So, I'd like to run a regression on a panel data, using two-ways effects, for time and stores. If the panel is perfectly balanced, it works fine, but for some reason, if it's not, the code gets stuck. (see: https://stat.ethz.ch/pipermail/r-help/2010-May/239272.html).
My data in particular is not unbalanced in nature, but it has some NAs, so I guess it's becoming unbalanced when the plm function removes rows with NA. I wrote a sample code to exemplify the data I have.
If I run this:
set.seed(123)
library(plm)
number.of.days <- 1100
number.of.stores <- 1000
days <- sort(rep(c(1:number.of.days),number.of.stores))
stores <- rep(c(1:number.of.stores),number.of.days)
data <- cbind.data.frame(stores,days,matrix(rnorm(number.of.days*number.of.stores*7),nrow=number.of.days*number.of.stores,ncol=7))
colnames(data)[3:9] <- c('y',paste0('x',1:6))
data <- plm.data(data,c("stores","days"))

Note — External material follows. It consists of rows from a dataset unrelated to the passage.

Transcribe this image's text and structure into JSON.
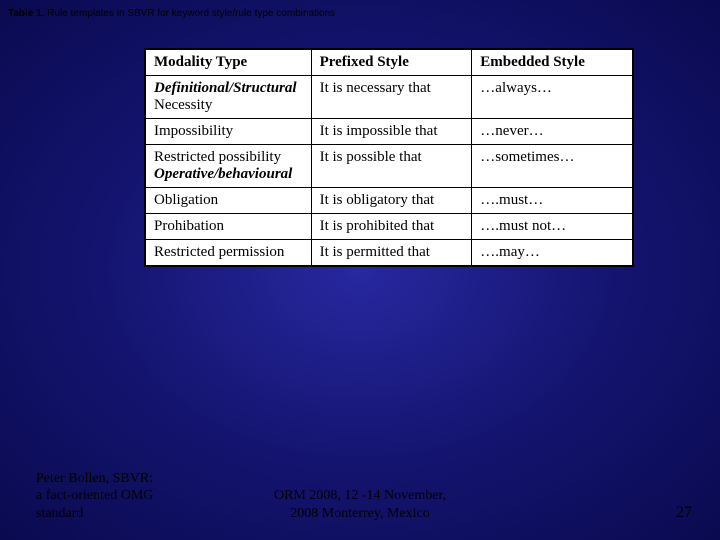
{
  "caption": {
    "label": "Table 1.",
    "text": " Rule templates in SBVR for keyword style/rule type combinations"
  },
  "table": {
    "headers": [
      "Modality Type",
      "Prefixed Style",
      "Embedded Style"
    ],
    "col_widths": [
      "34%",
      "33%",
      "33%"
    ],
    "header_fontweight": "bold",
    "section1": "Definitional/Structural",
    "rows1": [
      {
        "modality": "Necessity",
        "prefixed": "It is necessary that",
        "embedded": "…always…"
      },
      {
        "modality": "Impossibility",
        "prefixed": "It is impossible that",
        "embedded": "…never…"
      },
      {
        "modality": "Restricted possibility",
        "prefixed": "It is possible that",
        "embedded": "…sometimes…"
      }
    ],
    "section2": "Operative/behavioural",
    "rows2": [
      {
        "modality": "Obligation",
        "prefixed": "It is obligatory that",
        "embedded": "….must…"
      },
      {
        "modality": "Prohibation",
        "prefixed": "It is prohibited that",
        "embedded": "….must not…"
      },
      {
        "modality": "Restricted permission",
        "prefixed": "It is permitted that",
        "embedded": "….may…"
      }
    ],
    "background": "#ffffff",
    "border_color": "#000000",
    "font_size": 15
  },
  "footer": {
    "left_line1": "Peter Bollen, SBVR:",
    "left_line2": "a fact-oriented OMG",
    "left_line3": "standard",
    "center_line1": "ORM 2008, 12 -14 November,",
    "center_line2": "2008    Monterrey, Mexico",
    "slide_number": "27"
  },
  "colors": {
    "bg_center": "#2828a0",
    "bg_mid": "#141470",
    "bg_edge": "#0a0a50",
    "text": "#000000"
  }
}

fit <- plm(y ~ x1 + x2 + x3 + x4 + x5 + x6, data = data, index=c("stores","days"), effect="twoway", model="within")
It works correctly, because the panel is balanced. However, if I create some NA values:
data$y[sample(1:number.of.days*number.of.stores,150)] <- NA
data$x1[sample(1:number.of.days*number.of.stores,150)] <- NA
data$x2[sample(1:number.of.days*number.of.stores,150)] <- NA
data$x3[sample(1:number.of.days*number.of.stores,150)] <- NA
data$x4[sample(1:number.of.days*number.of.stores,150)] <- NA
data$x5[sample(1:number.of.days*number.of.stores,150)] <- NA
data$x6[sample(1:number.of.days*number.of.stores,150)] <- NA
And try to run the regression again:
fit <- plm(y ~ x1 + x2 + x3 + x4 + x5 + x6, data = data, index=c("stores","days"), effect="twoway", model="within")
It does not work (the code apparently never stops running)
I tried using 'individual' effect for stores and adding a matrix with dummies for time, but since there are 1100 days, it becomes just as slow.
I assume this is not a rare problem. Is there any known solution?
Thank you